Question de M. PLA Sebastien (Aude - SER) publiée le 12/01/2023

M. Sebastien Pla rappelle à M. le garde des sceaux, ministre de la justice la question écrite n° 26287 du 20/01/2022, restée sans réponse, par laquelle il l'interrogeait sur les dangers d'une institution judiciaire à bout de souffle qui ne permet plus d'exercer des missions de service public dans des conditions acceptables pour les justiciables.

Il souligne à nouveau l'allongement interrompu des délais d'instruction des affaires dans toutes les juridictions, malgré l'alerte signée par plus de 3 000 magistrats et greffiers il y a plus d'un an.

Qu'il s'agisse des délais portés à deux ans pour divorce contre un an à un an et demi il y a dix ans, ou des sept à douze mois nécessaires pour obtenir une décision fixant la pension alimentaire ou le droit de visite pour un enfant, des attentes interminables de 4 à 5 ans pour l'obtention d'indemnisations, des retards d'audiencement ou des reports à 2026, les magistrats croulent sous les stocks de procédures malgré des moyens accrus et des embauches de contractuels.

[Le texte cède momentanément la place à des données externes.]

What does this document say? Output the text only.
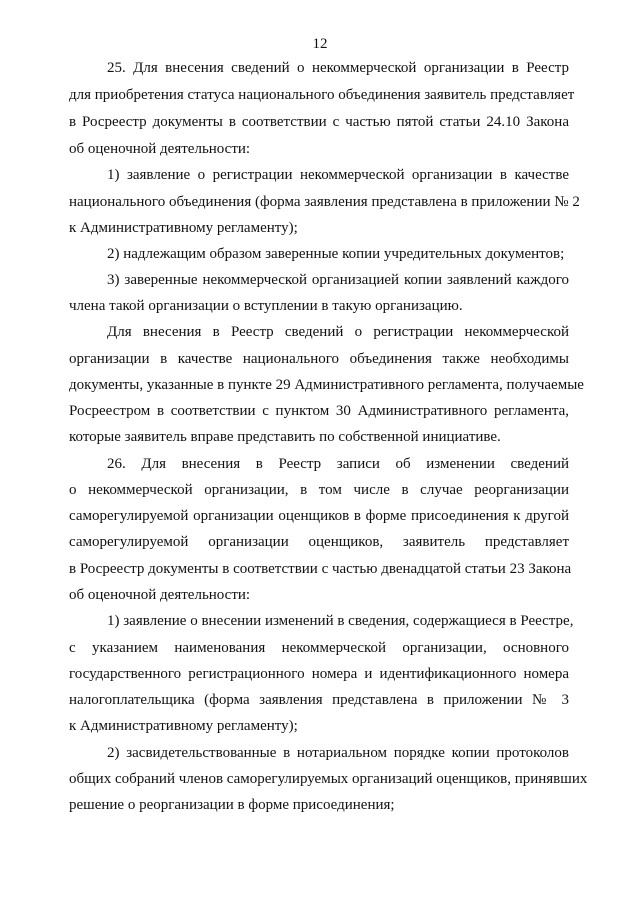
12
25. Для внесения сведений о некоммерческой организации в Реестр
для приобретения статуса национального объединения заявитель представляет
в Росреестр документы в соответствии с частью пятой статьи 24.10 Закона
об оценочной деятельности:
1) заявление о регистрации некоммерческой организации в качестве
национального объединения (форма заявления представлена в приложении № 2
к Административному регламенту);
2) надлежащим образом заверенные копии учредительных документов;
3) заверенные некоммерческой организацией копии заявлений каждого
члена такой организации о вступлении в такую организацию.
Для внесения в Реестр сведений о регистрации некоммерческой
организации в качестве национального объединения также необходимы
документы, указанные в пункте 29 Административного регламента, получаемые
Росреестром в соответствии с пунктом 30 Административного регламента,
которые заявитель вправе представить по собственной инициативе.
26. Для внесения в Реестр записи об изменении сведений
о некоммерческой организации, в том числе в случае реорганизации
саморегулируемой организации оценщиков в форме присоединения к другой
саморегулируемой организации оценщиков, заявитель представляет
в Росреестр документы в соответствии с частью двенадцатой статьи 23 Закона
об оценочной деятельности:
1) заявление о внесении изменений в сведения, содержащиеся в Реестре,
с указанием наименования некоммерческой организации, основного
государственного регистрационного номера и идентификационного номера
налогоплательщика (форма заявления представлена в приложении № 3
к Административному регламенту);
2) засвидетельствованные в нотариальном порядке копии протоколов
общих собраний членов саморегулируемых организаций оценщиков, принявших
решение о реорганизации в форме присоединения;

Il dénonce les lourdes conséquences sur le quotidien justiciables de cet engorgement de la justice et déplore cette attente sans fin pour les victimes qui vient rajouter du conflit dans les procédures et dégrader des situations de familles qui auraient pu trouver une issue avec davantage d'apaisement si elles avaient été jugées dans des délais raisonnables. En matière de justice civile, il rappelle que le droit du travail et le droit commercial ne sont pas non plus épargnés par cet allongement exponentiel des délais de procédure et pointe qu'au pénal, les conséquences en sont encore plus lourdes, de par la gravité des faits jugés, et qui plus est, lors que les décisions font l'objet d'un appel sans nouvelle date d'audience. Au-delà de la situation extrêmement douloureuse pour les victimes, il redoute dès lors l'impact d'un tel délai sur la peine finale du mis en cause.

Il souligne qu'à raison, magistrats, comme enquêteurs, qui s'investissent avec beaucoup de rigueur dans leurs affaires, éprouvent un sentiment de découragement généralisé, ce d'autant qu'il va falloir des années pour purger le stock de dossiers accumulés.

Et il s'étonne qu'une dépêche interministérielle en date du 31 mai 2021 visant à apurer les stocks de procédures non traitées dans les services de police et de gendarmerie conduise au classement sans suite, et vienne ainsi à « officialiser un dysfonctionnement notoire ».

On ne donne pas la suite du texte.